Message 42 of 101 (28646)
01-08-2003 5:31 AM
Reply to: Message 41 by peter borger
01-08-2003 4:57 AM


quote:
Originally posted by peter borger:
Dear Peter,
P: In your model are there some 'random' and some
'non-random' mutations?
In the posted sequences, for example, Lca shows changes
on locations unique from any other, and in one location
has a change to an 'a' instead of a 'c'.
This does not show determinism.
PB: Such POSITIONAL non-random mutations can be explained by the "folded hairpin model". They arise from imperfect hairpins in the DNA that are able to anneal in such way that during replication a (usually the same) nucleotide is introduced over and over on the same spot.
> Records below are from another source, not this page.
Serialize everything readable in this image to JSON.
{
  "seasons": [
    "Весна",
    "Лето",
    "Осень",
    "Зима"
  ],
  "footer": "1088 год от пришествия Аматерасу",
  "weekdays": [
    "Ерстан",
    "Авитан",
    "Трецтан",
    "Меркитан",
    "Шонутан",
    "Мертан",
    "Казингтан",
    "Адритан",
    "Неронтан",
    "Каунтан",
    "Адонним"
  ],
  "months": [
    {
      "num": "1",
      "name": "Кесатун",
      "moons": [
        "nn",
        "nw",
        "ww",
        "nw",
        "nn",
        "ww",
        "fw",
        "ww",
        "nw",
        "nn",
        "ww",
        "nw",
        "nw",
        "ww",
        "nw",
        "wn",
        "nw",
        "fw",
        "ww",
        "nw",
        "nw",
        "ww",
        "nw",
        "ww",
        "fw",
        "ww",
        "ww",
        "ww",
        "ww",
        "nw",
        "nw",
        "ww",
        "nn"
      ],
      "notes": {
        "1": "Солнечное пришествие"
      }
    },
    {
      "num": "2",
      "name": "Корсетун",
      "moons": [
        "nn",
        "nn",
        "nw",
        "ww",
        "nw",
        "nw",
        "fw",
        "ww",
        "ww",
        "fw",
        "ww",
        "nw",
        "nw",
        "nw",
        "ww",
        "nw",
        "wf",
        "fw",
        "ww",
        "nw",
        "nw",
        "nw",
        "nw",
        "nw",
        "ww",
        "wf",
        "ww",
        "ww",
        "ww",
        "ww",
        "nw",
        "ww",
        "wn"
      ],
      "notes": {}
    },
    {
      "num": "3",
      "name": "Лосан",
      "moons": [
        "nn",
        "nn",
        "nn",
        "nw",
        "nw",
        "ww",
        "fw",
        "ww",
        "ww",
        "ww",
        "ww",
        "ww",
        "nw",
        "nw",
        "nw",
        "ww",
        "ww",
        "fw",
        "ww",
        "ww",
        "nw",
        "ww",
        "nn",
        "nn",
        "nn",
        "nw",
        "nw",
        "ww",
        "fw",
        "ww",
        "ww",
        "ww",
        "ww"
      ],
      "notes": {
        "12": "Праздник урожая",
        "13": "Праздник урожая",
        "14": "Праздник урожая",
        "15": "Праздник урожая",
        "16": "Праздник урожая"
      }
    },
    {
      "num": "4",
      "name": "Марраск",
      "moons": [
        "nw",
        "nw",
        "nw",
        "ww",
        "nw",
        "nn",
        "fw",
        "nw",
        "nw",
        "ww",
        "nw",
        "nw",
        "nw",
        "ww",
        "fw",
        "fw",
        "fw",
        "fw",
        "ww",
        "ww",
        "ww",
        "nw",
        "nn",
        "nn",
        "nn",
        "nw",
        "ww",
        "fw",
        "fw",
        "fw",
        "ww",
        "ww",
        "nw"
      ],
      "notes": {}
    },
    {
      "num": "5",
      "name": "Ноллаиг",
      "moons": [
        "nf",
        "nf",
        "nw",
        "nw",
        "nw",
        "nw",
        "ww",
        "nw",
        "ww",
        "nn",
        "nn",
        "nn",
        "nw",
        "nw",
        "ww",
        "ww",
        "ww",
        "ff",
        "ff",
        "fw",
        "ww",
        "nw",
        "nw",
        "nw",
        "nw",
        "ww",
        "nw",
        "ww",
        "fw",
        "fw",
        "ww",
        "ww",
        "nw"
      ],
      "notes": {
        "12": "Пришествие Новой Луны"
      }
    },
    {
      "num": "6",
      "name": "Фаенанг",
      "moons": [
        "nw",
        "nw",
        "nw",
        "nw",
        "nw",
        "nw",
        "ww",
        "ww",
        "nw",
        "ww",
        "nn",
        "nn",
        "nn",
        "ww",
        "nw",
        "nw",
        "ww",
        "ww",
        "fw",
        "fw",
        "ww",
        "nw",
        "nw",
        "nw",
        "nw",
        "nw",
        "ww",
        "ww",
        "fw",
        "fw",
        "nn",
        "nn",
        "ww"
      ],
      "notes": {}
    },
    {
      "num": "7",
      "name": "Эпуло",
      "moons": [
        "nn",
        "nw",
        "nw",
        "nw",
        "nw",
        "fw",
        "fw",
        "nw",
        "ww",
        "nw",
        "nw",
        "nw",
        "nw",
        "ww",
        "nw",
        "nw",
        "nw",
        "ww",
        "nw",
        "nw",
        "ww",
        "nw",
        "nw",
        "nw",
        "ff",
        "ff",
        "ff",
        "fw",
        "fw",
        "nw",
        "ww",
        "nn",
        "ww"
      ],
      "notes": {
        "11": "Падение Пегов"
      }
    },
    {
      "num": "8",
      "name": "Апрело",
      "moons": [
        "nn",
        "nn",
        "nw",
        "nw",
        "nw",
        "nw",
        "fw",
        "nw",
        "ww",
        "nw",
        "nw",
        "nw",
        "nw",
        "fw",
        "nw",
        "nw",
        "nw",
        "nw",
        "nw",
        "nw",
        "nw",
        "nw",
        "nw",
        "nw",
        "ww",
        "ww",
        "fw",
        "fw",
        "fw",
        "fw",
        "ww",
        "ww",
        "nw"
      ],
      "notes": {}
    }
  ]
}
Such mutations contribute to the illusion of common descent. For a visulation of the model see Dr Caporale's book page 38. These mutations have been demonstrated in T4 virus as positional non-random mutations. In T4 the 'imperfectly folded hairpin model' is also able to explain deletion mutations. I would propose a similar mechanism for the single nucleotide deletion in the inactivated GLO gene (vit C synthesis) that lines up in higher primates (as extensively discussed in another thread). So, I propose an alternative naturalistic explanation for this peculiarity independent of common descent. I bet I am right (since evolutionism from microbe to man is false).
Best wishes,
Peter
[This message has been edited by peter borger, 01-08-2003]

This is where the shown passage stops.